Bob Rae et Sébastien Carrière, l'ambassadeur du Canada en Haïti, ont tous deux déclaré que le régime actuel doit jouer le jeu sur les demandes de l'opposition pour une élection. «Il est vraiment difficile de s'attaquer sérieusement au problème de sécurité si une seule faction de la classe politique y prend part», selon l’ambassadeur. «Un consensus politique plus large aiderait grandement à restaurer la confiance des gens dans leurs institutions, y compris la police.»

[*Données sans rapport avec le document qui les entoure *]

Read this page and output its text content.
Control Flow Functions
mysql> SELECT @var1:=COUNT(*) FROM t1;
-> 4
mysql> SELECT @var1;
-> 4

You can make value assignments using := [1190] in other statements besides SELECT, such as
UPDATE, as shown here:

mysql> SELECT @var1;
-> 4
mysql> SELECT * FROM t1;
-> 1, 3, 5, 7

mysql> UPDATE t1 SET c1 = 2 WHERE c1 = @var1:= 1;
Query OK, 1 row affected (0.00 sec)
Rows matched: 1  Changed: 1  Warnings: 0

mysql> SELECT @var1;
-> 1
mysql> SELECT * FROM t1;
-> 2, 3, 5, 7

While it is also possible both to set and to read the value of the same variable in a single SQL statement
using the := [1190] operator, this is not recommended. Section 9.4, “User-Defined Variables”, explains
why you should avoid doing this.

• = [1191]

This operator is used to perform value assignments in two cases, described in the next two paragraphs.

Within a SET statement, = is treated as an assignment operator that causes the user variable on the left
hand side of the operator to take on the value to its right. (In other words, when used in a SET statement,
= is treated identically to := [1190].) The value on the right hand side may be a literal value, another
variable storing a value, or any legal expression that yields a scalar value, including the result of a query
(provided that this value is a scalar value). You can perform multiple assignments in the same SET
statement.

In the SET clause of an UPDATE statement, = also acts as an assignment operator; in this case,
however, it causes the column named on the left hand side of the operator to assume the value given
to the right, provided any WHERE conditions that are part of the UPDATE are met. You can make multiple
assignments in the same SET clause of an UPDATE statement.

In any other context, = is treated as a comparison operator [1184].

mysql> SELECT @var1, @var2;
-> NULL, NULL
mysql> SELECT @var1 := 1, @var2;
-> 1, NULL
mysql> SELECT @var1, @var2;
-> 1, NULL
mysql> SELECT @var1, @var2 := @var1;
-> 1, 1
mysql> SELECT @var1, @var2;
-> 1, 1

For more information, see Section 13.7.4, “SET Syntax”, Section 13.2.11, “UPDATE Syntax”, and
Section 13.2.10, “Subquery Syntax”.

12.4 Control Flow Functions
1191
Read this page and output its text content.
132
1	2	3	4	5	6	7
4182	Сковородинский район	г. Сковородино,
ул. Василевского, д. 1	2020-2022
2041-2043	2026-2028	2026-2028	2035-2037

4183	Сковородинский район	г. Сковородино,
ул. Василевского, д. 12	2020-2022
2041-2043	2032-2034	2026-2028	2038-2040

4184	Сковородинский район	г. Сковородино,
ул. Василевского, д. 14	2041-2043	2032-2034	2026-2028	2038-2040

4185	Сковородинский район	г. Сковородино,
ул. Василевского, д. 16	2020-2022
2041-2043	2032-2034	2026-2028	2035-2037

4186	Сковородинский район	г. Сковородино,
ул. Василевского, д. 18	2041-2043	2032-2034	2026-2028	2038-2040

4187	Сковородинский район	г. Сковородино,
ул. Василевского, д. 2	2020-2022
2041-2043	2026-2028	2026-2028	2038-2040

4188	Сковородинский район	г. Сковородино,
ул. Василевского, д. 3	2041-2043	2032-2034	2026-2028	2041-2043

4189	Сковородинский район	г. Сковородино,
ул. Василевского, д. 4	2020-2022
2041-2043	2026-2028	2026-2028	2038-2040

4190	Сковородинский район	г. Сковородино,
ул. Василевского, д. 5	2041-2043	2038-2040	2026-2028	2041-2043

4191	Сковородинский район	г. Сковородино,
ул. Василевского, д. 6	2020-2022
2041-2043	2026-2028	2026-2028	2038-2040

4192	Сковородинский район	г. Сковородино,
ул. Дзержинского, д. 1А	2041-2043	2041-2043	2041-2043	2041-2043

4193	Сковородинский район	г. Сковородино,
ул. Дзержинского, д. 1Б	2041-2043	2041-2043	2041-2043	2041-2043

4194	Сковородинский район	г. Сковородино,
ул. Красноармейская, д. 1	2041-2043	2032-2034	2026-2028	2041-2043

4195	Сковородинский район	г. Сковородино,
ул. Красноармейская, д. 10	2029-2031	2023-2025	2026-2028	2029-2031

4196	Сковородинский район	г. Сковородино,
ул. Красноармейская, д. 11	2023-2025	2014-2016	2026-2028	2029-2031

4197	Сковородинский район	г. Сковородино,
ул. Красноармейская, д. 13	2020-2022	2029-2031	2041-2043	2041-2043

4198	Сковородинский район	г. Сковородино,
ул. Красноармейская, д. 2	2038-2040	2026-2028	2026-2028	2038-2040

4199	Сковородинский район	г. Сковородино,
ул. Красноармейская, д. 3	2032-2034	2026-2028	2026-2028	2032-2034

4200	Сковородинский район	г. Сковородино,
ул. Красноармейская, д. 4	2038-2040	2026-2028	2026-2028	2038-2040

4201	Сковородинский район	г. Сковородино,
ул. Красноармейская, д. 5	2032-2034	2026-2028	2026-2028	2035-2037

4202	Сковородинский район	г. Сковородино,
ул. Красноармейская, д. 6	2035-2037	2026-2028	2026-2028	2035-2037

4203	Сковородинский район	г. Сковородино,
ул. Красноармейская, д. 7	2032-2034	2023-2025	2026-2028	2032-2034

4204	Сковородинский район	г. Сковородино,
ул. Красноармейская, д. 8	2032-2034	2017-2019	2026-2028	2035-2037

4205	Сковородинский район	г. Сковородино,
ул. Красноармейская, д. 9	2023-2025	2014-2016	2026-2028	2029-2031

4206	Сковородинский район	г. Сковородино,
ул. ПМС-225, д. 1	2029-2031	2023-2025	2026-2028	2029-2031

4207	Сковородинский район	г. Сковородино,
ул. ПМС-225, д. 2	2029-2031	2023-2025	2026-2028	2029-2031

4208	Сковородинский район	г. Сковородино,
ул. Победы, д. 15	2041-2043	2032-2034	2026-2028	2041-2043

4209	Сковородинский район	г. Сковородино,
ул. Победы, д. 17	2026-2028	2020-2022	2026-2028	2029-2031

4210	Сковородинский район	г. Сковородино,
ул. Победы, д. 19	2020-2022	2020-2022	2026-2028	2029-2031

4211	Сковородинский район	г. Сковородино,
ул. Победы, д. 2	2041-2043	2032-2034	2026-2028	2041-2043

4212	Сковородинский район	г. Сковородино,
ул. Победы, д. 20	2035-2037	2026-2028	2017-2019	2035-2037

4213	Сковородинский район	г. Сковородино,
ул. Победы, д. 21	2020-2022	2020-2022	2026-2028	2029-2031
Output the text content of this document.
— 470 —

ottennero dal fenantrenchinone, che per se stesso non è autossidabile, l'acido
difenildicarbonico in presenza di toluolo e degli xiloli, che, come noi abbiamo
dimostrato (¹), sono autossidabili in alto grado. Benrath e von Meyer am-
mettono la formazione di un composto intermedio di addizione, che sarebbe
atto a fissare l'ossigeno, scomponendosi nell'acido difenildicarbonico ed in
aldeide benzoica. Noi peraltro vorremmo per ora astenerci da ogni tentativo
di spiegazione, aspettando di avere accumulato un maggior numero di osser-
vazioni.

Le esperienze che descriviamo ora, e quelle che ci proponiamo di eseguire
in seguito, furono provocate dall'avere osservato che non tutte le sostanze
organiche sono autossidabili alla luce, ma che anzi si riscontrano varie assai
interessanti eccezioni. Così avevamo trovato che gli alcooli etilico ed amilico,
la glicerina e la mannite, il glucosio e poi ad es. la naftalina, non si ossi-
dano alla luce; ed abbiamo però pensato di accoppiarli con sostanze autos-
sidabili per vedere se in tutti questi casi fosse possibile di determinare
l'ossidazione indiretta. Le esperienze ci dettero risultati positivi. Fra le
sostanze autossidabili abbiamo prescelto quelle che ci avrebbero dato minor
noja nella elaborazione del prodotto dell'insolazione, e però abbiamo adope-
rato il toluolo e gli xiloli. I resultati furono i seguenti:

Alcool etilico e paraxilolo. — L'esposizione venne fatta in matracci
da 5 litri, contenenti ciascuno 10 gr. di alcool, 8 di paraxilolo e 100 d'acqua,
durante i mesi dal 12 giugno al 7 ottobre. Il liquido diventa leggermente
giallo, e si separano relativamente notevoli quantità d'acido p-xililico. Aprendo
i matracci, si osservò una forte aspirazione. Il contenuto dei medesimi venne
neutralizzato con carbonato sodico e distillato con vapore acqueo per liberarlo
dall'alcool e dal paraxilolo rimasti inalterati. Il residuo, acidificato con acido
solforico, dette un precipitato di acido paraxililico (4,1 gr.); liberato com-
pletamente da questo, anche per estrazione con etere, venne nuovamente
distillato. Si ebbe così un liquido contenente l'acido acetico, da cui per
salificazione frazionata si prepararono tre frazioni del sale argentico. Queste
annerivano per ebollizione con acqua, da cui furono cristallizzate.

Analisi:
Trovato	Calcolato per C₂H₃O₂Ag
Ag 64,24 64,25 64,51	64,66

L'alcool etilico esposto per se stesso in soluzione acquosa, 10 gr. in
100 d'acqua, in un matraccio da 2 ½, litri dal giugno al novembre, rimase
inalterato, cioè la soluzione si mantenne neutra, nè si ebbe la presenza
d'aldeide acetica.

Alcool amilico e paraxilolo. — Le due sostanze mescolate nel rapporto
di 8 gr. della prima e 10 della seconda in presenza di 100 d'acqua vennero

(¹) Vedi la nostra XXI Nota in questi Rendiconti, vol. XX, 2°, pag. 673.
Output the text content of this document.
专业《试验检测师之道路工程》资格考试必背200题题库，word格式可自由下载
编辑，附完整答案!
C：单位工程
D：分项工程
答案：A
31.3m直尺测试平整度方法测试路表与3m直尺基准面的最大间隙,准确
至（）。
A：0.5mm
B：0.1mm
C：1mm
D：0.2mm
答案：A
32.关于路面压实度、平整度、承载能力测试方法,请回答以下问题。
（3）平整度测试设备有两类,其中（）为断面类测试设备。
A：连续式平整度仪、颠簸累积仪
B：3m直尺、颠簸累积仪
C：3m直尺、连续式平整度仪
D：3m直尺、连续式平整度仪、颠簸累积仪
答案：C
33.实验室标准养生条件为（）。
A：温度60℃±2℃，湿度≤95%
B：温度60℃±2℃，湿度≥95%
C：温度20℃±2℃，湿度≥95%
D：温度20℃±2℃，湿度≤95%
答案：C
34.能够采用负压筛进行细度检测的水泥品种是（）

Une intervention étrangère reste «très impopulaire» en Haïti, d’après Brian Concannon, directeur exécutif et co-fondateur de l'Institut pour la justice et la démocratie en Haïti. «Les troupes iraient combattre les gens qu'elles devaient protéger. Et les gouvernements du Canada et des États-Unis ne veulent pas qu’aux nouvelles, on constate que leurs soldats, pour la plupart blancs, tirent sur des civils haïtiens», soutient l'ancien responsable de l'ONU et avocat des droits de l'homme. «Donc, ils essaient de faire en sorte que quelqu'un d'autre soit le visage de cette mission.»
D’autre part, Brian Concannon affirme que des collègues sur le terrain lui signalent que les initiatives canadiennes pour sanctionner les élites accusées de soutenir les gangs ont été utiles. "Il est difficile de prouver quoi que ce soit, mais ils pensent que cela a un impact."
Pour sa part, Bob Rae affirme que le Canada souhaite que les États-Unis et l'Europe aillent plus loin dans les sanctions.